2. What is the expense cycle and why is it more complex than the revenue cycle?
3. Why is it important to state the assets and liabilities at their correct accrual basis amounts at the start of the accounting cycle?
4. If inventory levels are rising but sales are not, what might this indicate and why might this be a concern?
5. What might rising trade debtors indicate and what action might you take?
6. How could comparisons between your organisation and your competitors be useful?
Activity 6
1. Explain the procedures you might need to follow to access the financial data and plans necessary for efficient operation of a team/section/division.
2. Operational staff are the people actually doing the job in each of the cost centres. These people are in the best position to identify problems, constraints or issues relating to current job costing budgets and to advise financial personnel of requirements for future budgets- to help prioritise resource needs for the next job costing exercise. They should be included in consultative processes for advising on cost information when formulating budgets.
Comment on this statement and the implications for expense in the organisation.
3. What are the likely cost implications for a business which expands rapidly?
4. To what extent are the employees in a team/ section/ division responsible for?
a. Data collection to support the budget?
b. Developing realistic and attainable budgets for the section/ division?
c. Monitoring expenditure?
d. Using the budget to measure actual work against projected work achievements?
Activity 7
1. What is the purpose and value of the job cost report?
2. Why is it important for budgets and reports to be presented in a clear manner, that they conform to management information requirements and how would a budget timetable or planner assist in satisfying this need?
Activity 8
1. You have been asked by management to prepare a report on why the personnel budget has a large negative variance. What information would you include in your repost?

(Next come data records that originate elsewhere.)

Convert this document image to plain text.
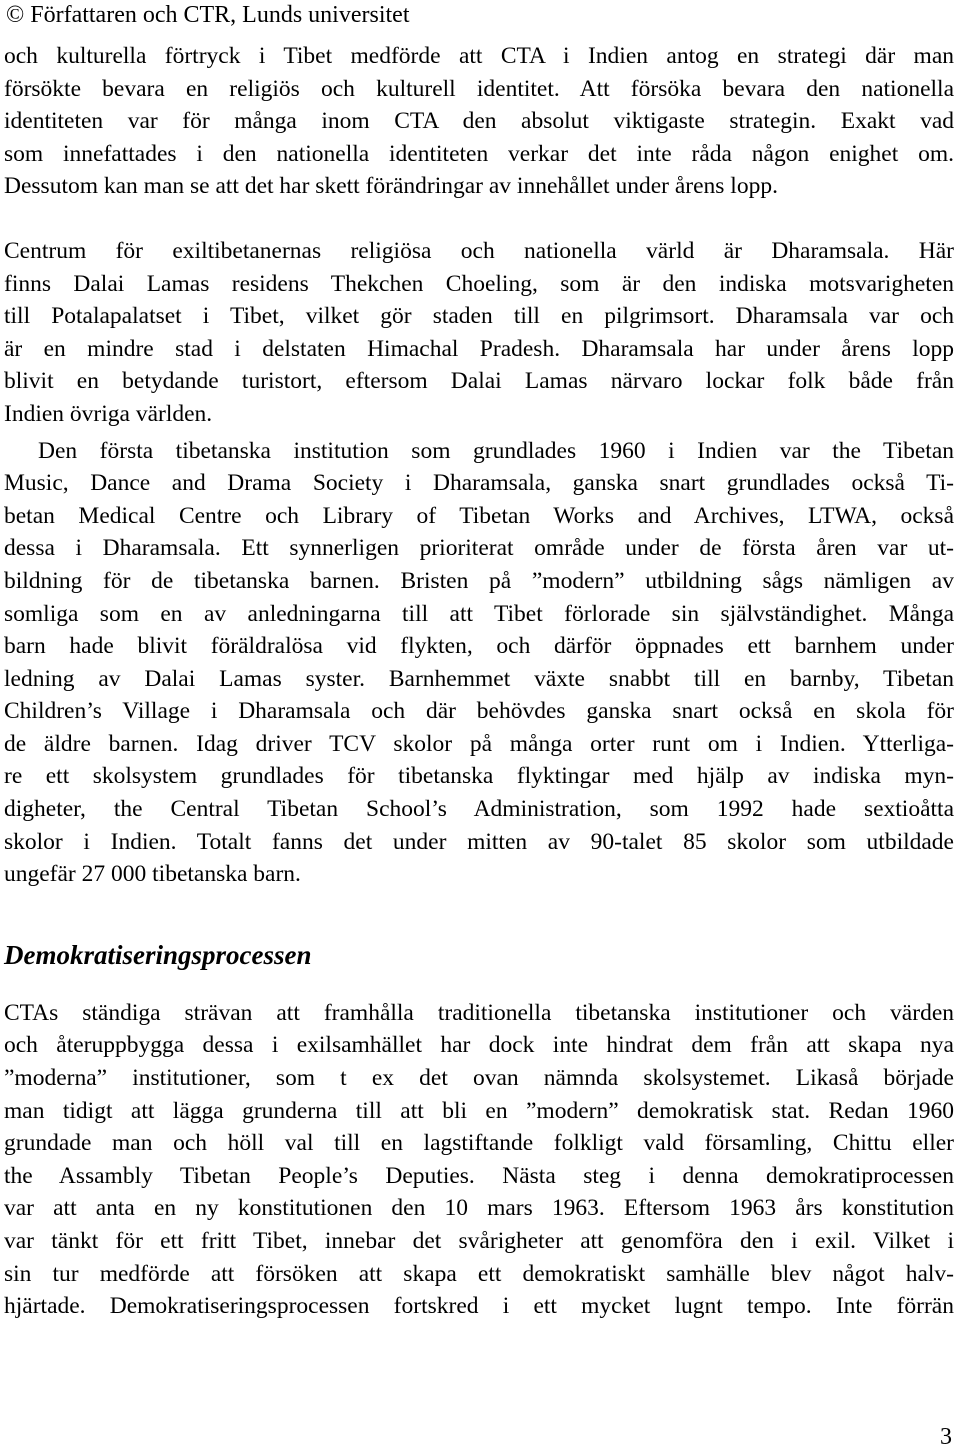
© Författaren och CTR, Lunds universitet
och kulturella förtryck i Tibet medförde att CTA i Indien antog en strategi där man
försökte bevara en religiös och kulturell identitet. Att försöka bevara den nationella
identiteten var för många inom CTA den absolut viktigaste strategin. Exakt vad
som innefattades i den nationella identiteten verkar det inte råda någon enighet om.
Dessutom kan man se att det har skett förändringar av innehållet under årens lopp.
Centrum för exiltibetanernas religiösa och nationella värld är Dharamsala. Här
finns Dalai Lamas residens Thekchen Choeling, som är den indiska motsvarigheten
till Potalapalatset i Tibet, vilket gör staden till en pilgrimsort. Dharamsala var och
är en mindre stad i delstaten Himachal Pradesh. Dharamsala har under årens lopp
blivit en betydande turistort, eftersom Dalai Lamas närvaro lockar folk både från
Indien övriga världen.
Den första tibetanska institution som grundlades 1960 i Indien var the Tibetan
Music, Dance and Drama Society i Dharamsala, ganska snart grundlades också Ti-
betan Medical Centre och Library of Tibetan Works and Archives, LTWA, också
dessa i Dharamsala. Ett synnerligen prioriterat område under de första åren var ut-
bildning för de tibetanska barnen. Bristen på ”modern” utbildning sågs nämligen av
somliga som en av anledningarna till att Tibet förlorade sin självständighet. Många
barn hade blivit föräldralösa vid flykten, och därför öppnades ett barnhem under
ledning av Dalai Lamas syster. Barnhemmet växte snabbt till en barnby, Tibetan
Children’s Village i Dharamsala och där behövdes ganska snart också en skola för
de äldre barnen. Idag driver TCV skolor på många orter runt om i Indien. Ytterliga-
re ett skolsystem grundlades för tibetanska flyktingar med hjälp av indiska myn-
digheter, the Central Tibetan School’s Administration, som 1992 hade sextioåtta
skolor i Indien. Totalt fanns det under mitten av 90-talet 85 skolor som utbildade
ungefär 27 000 tibetanska barn.
Demokratiseringsprocessen
CTAs ständiga strävan att framhålla traditionella tibetanska institutioner och värden
och återuppbygga dessa i exilsamhället har dock inte hindrat dem från att skapa nya
”moderna” institutioner, som t ex det ovan nämnda skolsystemet. Likaså började
man tidigt att lägga grunderna till att bli en ”modern” demokratisk stat. Redan 1960
grundade man och höll val till en lagstiftande folkligt vald församling, Chittu eller
the Assambly Tibetan People’s Deputies. Nästa steg i denna demokratiprocessen
var att anta en ny konstitutionen den 10 mars 1963. Eftersom 1963 års konstitution
var tänkt för ett fritt Tibet, innebar det svårigheter att genomföra den i exil. Vilket i
sin tur medförde att försöken att skapa ett demokratiskt samhälle blev något halv-
hjärtade. Demokratiseringsprocessen fortskred i ett mycket lugnt tempo. Inte förrän
3
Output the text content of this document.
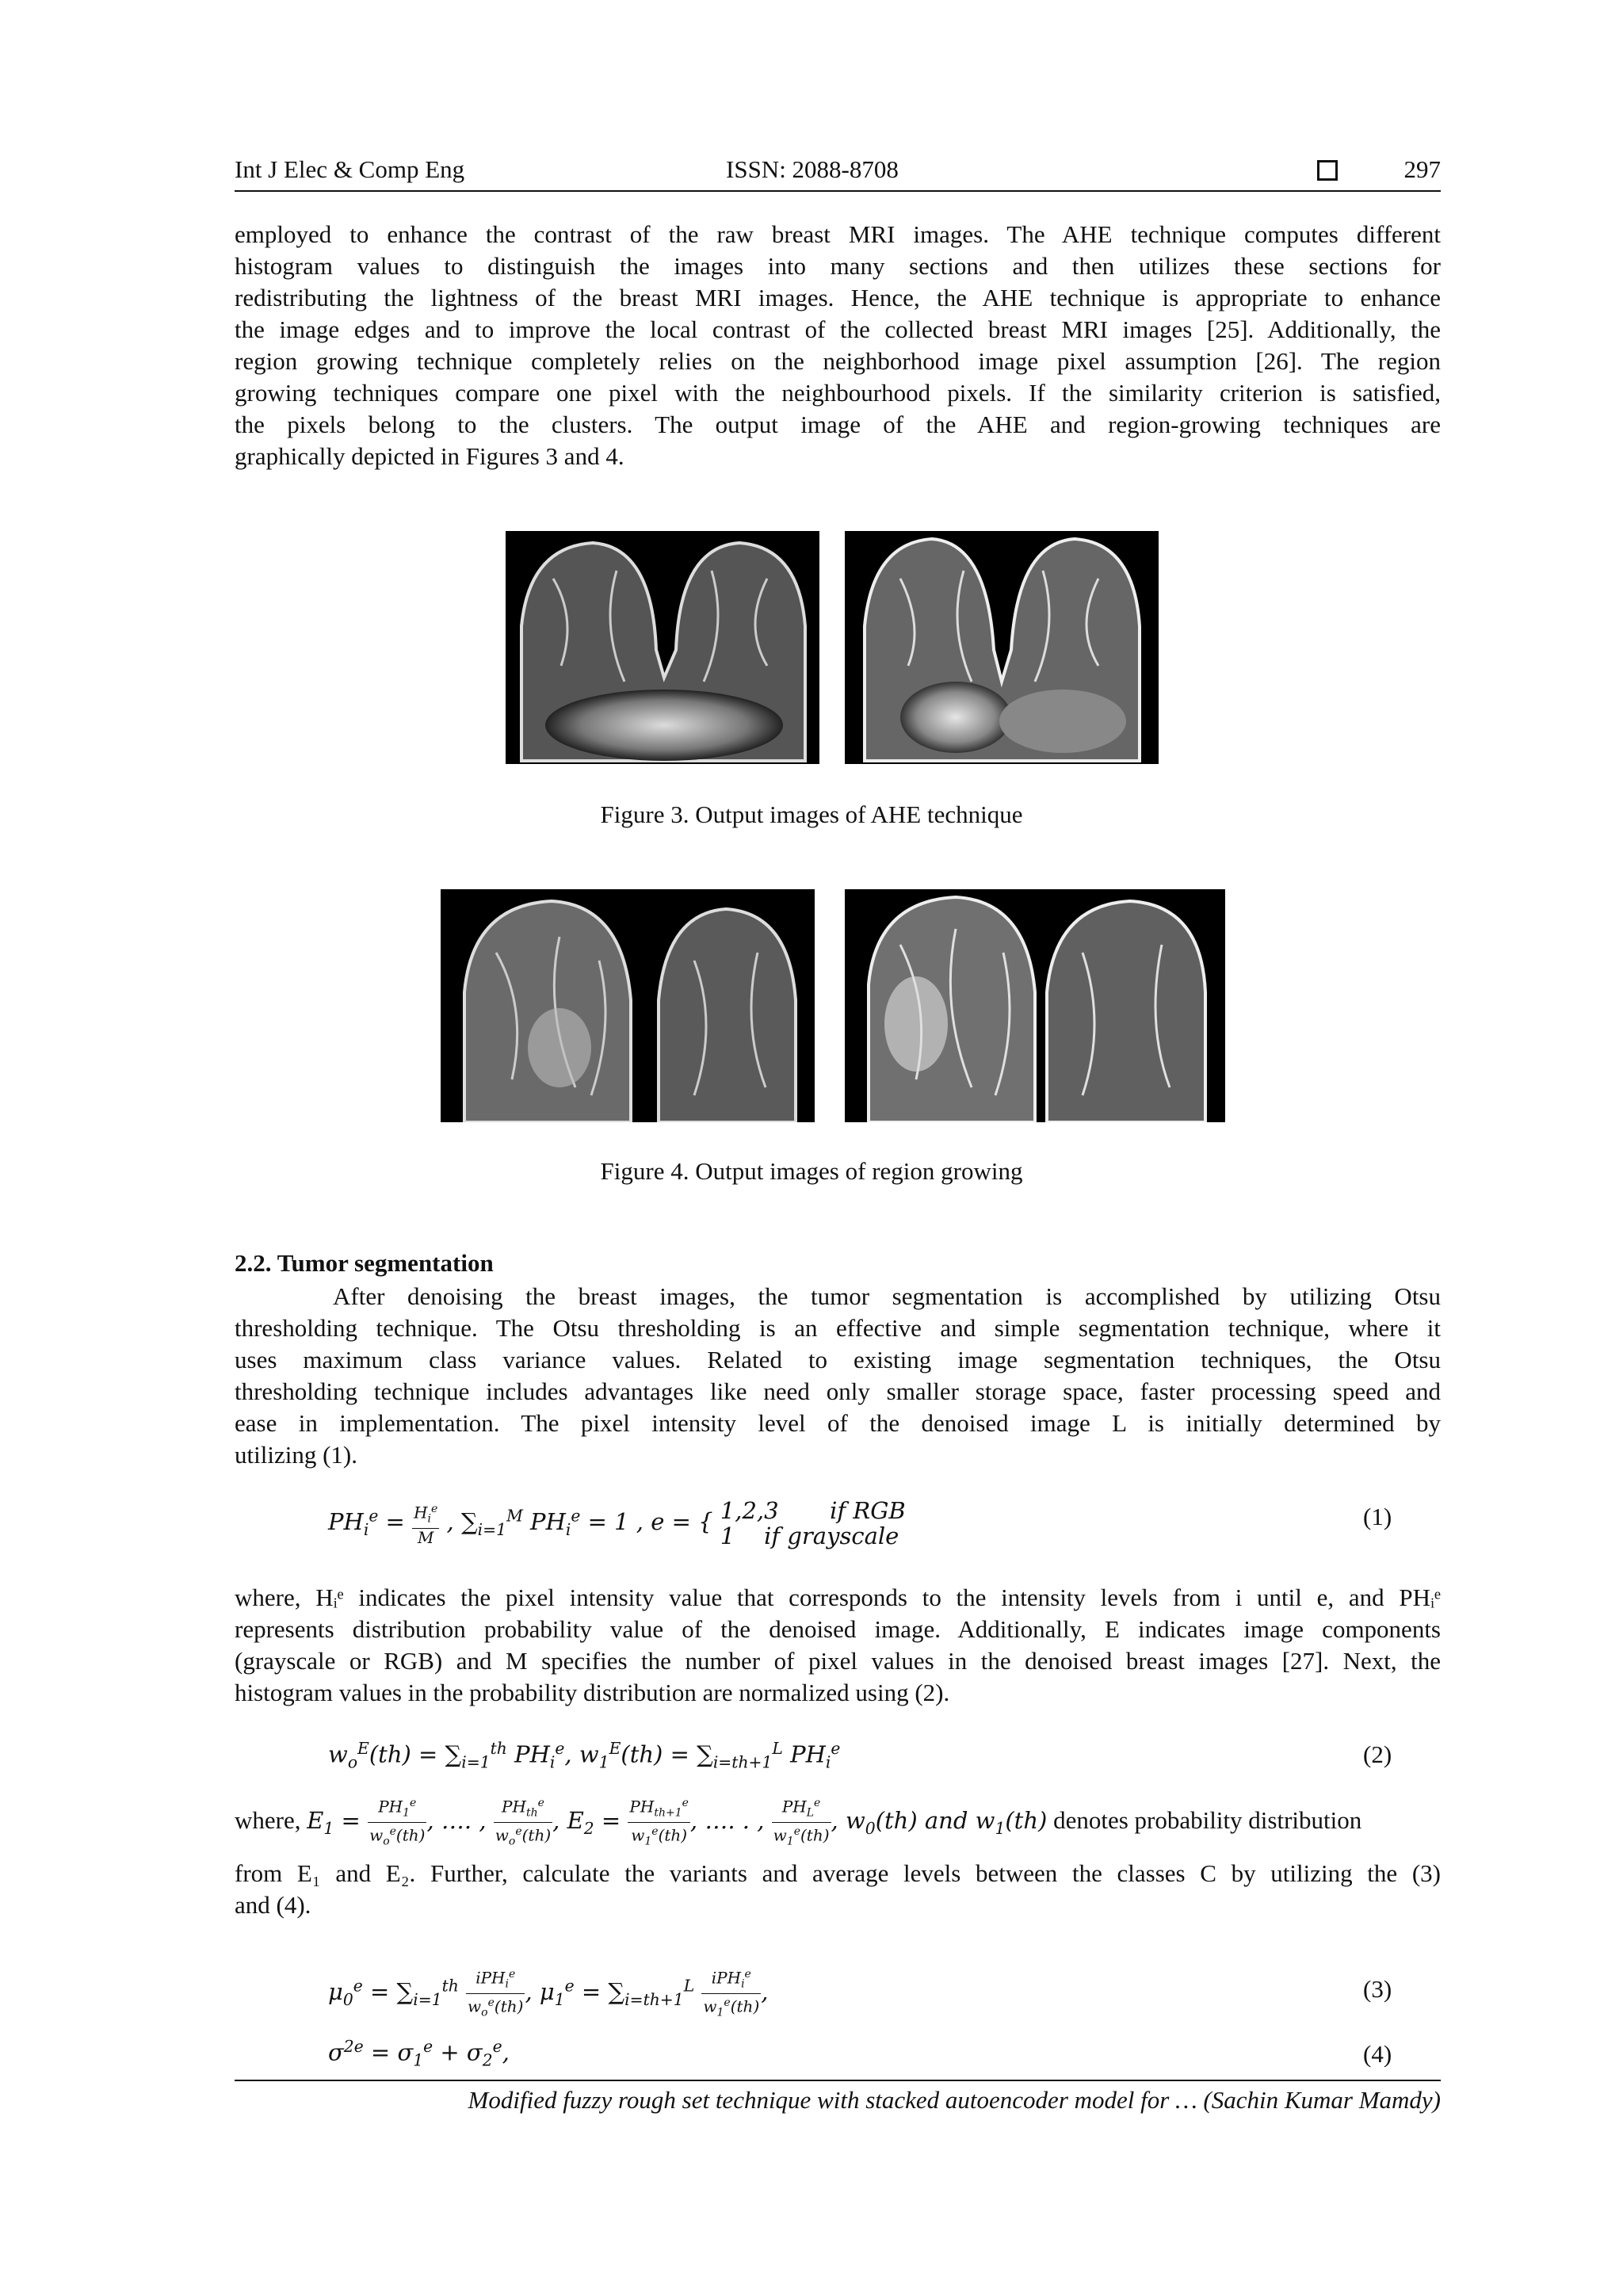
Int J Elec & Comp Eng	ISSN: 2088-8708	297
employed to enhance the contrast of the raw breast MRI images. The AHE technique computes different
histogram values to distinguish the images into many sections and then utilizes these sections for
redistributing the lightness of the breast MRI images. Hence, the AHE technique is appropriate to enhance
the image edges and to improve the local contrast of the collected breast MRI images [25]. Additionally, the
region growing technique completely relies on the neighborhood image pixel assumption [26]. The region
growing techniques compare one pixel with the neighbourhood pixels. If the similarity criterion is satisfied,
the pixels belong to the clusters. The output image of the AHE and region-growing techniques are
graphically depicted in Figures 3 and 4.
Figure 3. Output images of AHE technique
Figure 4. Output images of region growing
2.2. Tumor segmentation
After denoising the breast images, the tumor segmentation is accomplished by utilizing Otsu
thresholding technique. The Otsu thresholding is an effective and simple segmentation technique, where it
uses maximum class variance values. Related to existing image segmentation techniques, the Otsu
thresholding technique includes advantages like need only smaller storage space, faster processing speed and
ease in implementation. The pixel intensity level of the denoised image L is initially determined by
utilizing (1).
$PH_i^e = \frac{H_i^e}{M}$ , $\sum_{i=1}^M$ $PH_i^e = 1$ , e = { 1,2,3       if RGB
1    if grayscale
(1)
where, Hᵢᵉ indicates the pixel intensity value that corresponds to the intensity levels from i until e, and PHᵢᵉ
represents distribution probability value of the denoised image. Additionally, E indicates image components
(grayscale or RGB) and M specifies the number of pixel values in the denoised breast images [27]. Next, the
histogram values in the probability distribution are normalized using (2).
$w_o^E(th) = \sum_{i=1}^{th}$ $PH_i^e$, $w_1^E(th) = \sum_{i=th+1}^L$ $PH_i^e$	(2)
where, $E_1 = \frac{PH_1^e}{w_o^e(th)}$ , …. , $\frac{PH_{th}^e}{w_o^e(th)}$ , $E_2 = \frac{PH_{th+1}^e}{w_1^e(th)}$ , …. . , $\frac{PH_L^e}{w_1^e(th)}$ , $w_0(th)$ and $w_1(th)$ denotes probability distribution
from E₁ and E₂. Further, calculate the variants and average levels between the classes C by utilizing the (3)
and (4).
$\mu_0^e = \sum_{i=1}^{th} \frac{iPH_i^e}{w_o^e(th)}$ , $\mu_1^e = \sum_{i=th+1}^L \frac{iPH_i^e}{w_1^e(th)}$ ,	(3)
$\sigma^{2e} = \sigma_1^e + \sigma_2^e$,	(4)
Modified fuzzy rough set technique with stacked autoencoder model for … (Sachin Kumar Mamdy)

2. When reporting, why is it necessary to provide evidence to support your statements or conclusions?
3. How might the materiality threshold level set for negative deviations differ between a small and large business?
4. Why are the variances from budgets and forecasts important to know?
Activity 9
At the commencement of the financial year a business estimated that their overhead would be $720000 and their direct labour costs would be $1.44 million.
At the end of the financial year the actual data reveals that the overhead was $770000. Direct labour cost was calculated to be $1.54 million.
The business uses normal costing and applies overhead on the basis of direct labour cost. The cost of goods sold before making adjustments for any overhead variance is $856000.
Calculate the overhead variance for the year and dispose of the overhead variance by adjusting the costs of goods sold.
Activity 10
1. A furniture manufacturer predicts that they will sell 12000 of product A and 8000 of product B in the next financial period. They prepare their budget accordingly.
At the end of the financial period the actual figures are 15000 for product A and 7000 for product B. costs are assigned and the wholesale margin on product A is calculated to be $450 and on product B it is $350.
Calculate the predicted and the actual sales mix, the variances that need to be examined and their impact.
2. Part way through the production process it is discovered that the cost assignment was inaccurate for product A and that there has been an underestimation of $150 per unit. They are unable to change the pricing because of contractual obligations.
What is the impact of this error in cost assignment if sales were as predicted?
3. What is the impact on income when the actual sales figures are used?
4. Consider an example of a new car sale yard and the managers predicted that they would sell 1400 of model A and 1800 of model B in the fiscal year. They would prepare their budget accordingly. Sales of model A did not meet expectations and sold 1200 units. Model B had sales rise to 2400 vehicles for the year. The expected margin on each vehicle is $2000 for model A and $3000 for model B.
Calculate the predicted and actual sales mix and the impact of the variations on income.